Research in our lab is focused on the mechanisms that allow bacteria to control their own growth and reproduction under fluctuating environmental conditions, for example changes in nutrient availability or at the onset of environmental stress. As our primary model organism we use the fresh water bacterium Caulobacter crescentus, which divides asymmetrically and has well-defined cell cycle phases. In addition, we do some of our work in Escherichia coli and Pseudomonas aeruginosa to study how the C. crescentus cell cycle and stress response pathways relate to the ones of other bacteria, and to investigate how precise regulation of cell cycle progression contributes to bacterial persistence and pathogenesis. Our research can be divided into the following subareas:
Regulation of bacterial DNA replication by environmental cues
One of the key events in the cell cycle of all organisms is the initiation of DNA replication. In all bacteria it depends on the conserved replication initiator DnaA. Our recent work in C. crescentus revealed that the environmental control of DNA replication depends on precisely regulated production and degradation rates of DnaA. While conditions inducing unfolded protein stress stimulate DnaA proteolysis by the protease Lon (Jonas et al. 2013), nutrient depletion leads to a reduced rate of DnaA synthesis (Leslie et al. 2015). We have recently identified a post-transcriptional mechanisms involving the N-terminal amino acid sequence of DnaA that tunes DnaA translation elongation in response to nutrient availability (Felletti et al. 2021). We have also studied how DNA replication control is coordinated with cell differentiation under distinct starvation conditions (Hallgren et al. 2023).

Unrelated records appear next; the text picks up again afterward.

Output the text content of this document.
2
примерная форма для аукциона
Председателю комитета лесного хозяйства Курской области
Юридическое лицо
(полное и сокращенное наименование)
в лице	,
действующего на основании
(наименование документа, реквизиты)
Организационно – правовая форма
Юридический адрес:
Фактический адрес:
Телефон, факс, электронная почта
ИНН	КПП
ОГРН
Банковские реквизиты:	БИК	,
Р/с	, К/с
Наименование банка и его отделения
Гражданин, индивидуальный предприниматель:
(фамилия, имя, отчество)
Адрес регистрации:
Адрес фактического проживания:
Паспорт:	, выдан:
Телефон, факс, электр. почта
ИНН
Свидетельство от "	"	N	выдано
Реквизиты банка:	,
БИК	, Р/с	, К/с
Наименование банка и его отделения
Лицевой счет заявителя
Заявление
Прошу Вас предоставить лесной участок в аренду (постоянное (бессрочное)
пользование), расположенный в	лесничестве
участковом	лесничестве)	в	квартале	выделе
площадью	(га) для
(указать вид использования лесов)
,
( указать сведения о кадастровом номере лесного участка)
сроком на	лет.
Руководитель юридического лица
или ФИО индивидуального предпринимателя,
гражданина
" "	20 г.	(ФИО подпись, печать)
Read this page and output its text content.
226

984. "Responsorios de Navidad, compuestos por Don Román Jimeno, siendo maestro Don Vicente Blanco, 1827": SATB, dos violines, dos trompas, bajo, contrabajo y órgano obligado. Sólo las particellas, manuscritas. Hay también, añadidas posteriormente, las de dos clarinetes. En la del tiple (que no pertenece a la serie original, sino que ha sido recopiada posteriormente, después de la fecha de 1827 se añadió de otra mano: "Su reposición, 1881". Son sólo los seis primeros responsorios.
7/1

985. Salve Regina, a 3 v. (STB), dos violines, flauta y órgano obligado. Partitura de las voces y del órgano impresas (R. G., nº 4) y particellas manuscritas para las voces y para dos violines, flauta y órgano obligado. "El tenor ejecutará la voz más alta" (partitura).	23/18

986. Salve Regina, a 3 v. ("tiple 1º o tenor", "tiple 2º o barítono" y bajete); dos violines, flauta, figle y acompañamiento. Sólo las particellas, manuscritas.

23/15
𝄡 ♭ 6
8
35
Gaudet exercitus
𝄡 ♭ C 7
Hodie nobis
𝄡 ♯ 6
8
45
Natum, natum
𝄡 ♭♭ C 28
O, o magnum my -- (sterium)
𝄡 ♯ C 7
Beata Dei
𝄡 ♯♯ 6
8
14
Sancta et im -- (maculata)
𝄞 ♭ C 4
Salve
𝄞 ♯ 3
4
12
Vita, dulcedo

Chaperones and cell cycle control
Chaperones have well-documented functions in maintaining protein homeostasis, but they can also have specific regulatory roles in diverse cellular processes by affecting the conformation, stability and function of protein substrates. In bacteria, the major molecular chaperones include the DnaK (Hsp70) and GroEL (Hsp60) systems. We are interested in the precise cellular mechanisms by which major chaperones like DnaK and GroEL are connected with cell cycle and growth control in the model bacterium Caulobacter crescentus. Our findings show that DnaK is essential for growth and DNA replication under non-stress conditions due to its critical function in inhibiting the heat shock sigma factor σ32 (Schramm et al. 2017). On the other hand, we found that the chaperonin GroEL promotes cell division by supporting the functions of critical cell division proteins (Schroeder et al. 2021). We are also interested in understanding how the protein quality control network of C. crescentus manages protein aggregation at the onset of stress and during stress recovery and how the presence of protein aggregates affects cell growth and reproduction (Schramm & Schroeder et al. 2019, Schramm et al. 2020).
Regulated proteolysis in cell cycle control and stress adaptation
Intracellular proteolysis represents an efficient way to regulate the levels of specific proteins. Lon is a highly conserved ATP-dependent protease that has important regulatory and protein quality control functions in cells from the three domains of life. Although Lon has been identified more than 40 years ago, only few native substrate proteins have been identified in most organisms. We have established proteomics approaches that have enabled the identification of > 150 novel putative Lon substrates in C. crescentus (Omnus & Fink et al. 2021), including regulators of cell cycle progression and cell differentiation as well as stress response proteins (Omnus & Fink et al. 2021, Akar et al. 2023). Additionally, we have identified a novel regulator of Lon, called LarA, that tunes the degradation of specific groups of substrates at the onset of proteotoxic stress (Omnus & Fink et al. 2023). Currently, we work towards a better general understanding of how Lon recognizes its substrates and how Lon regulators, such as LarA, modulate the activity and substrate specificity of Lon. We have also begun to expand our work on Lon to other species, including the opportunistic pathogen Pseudomonas aeruginosa.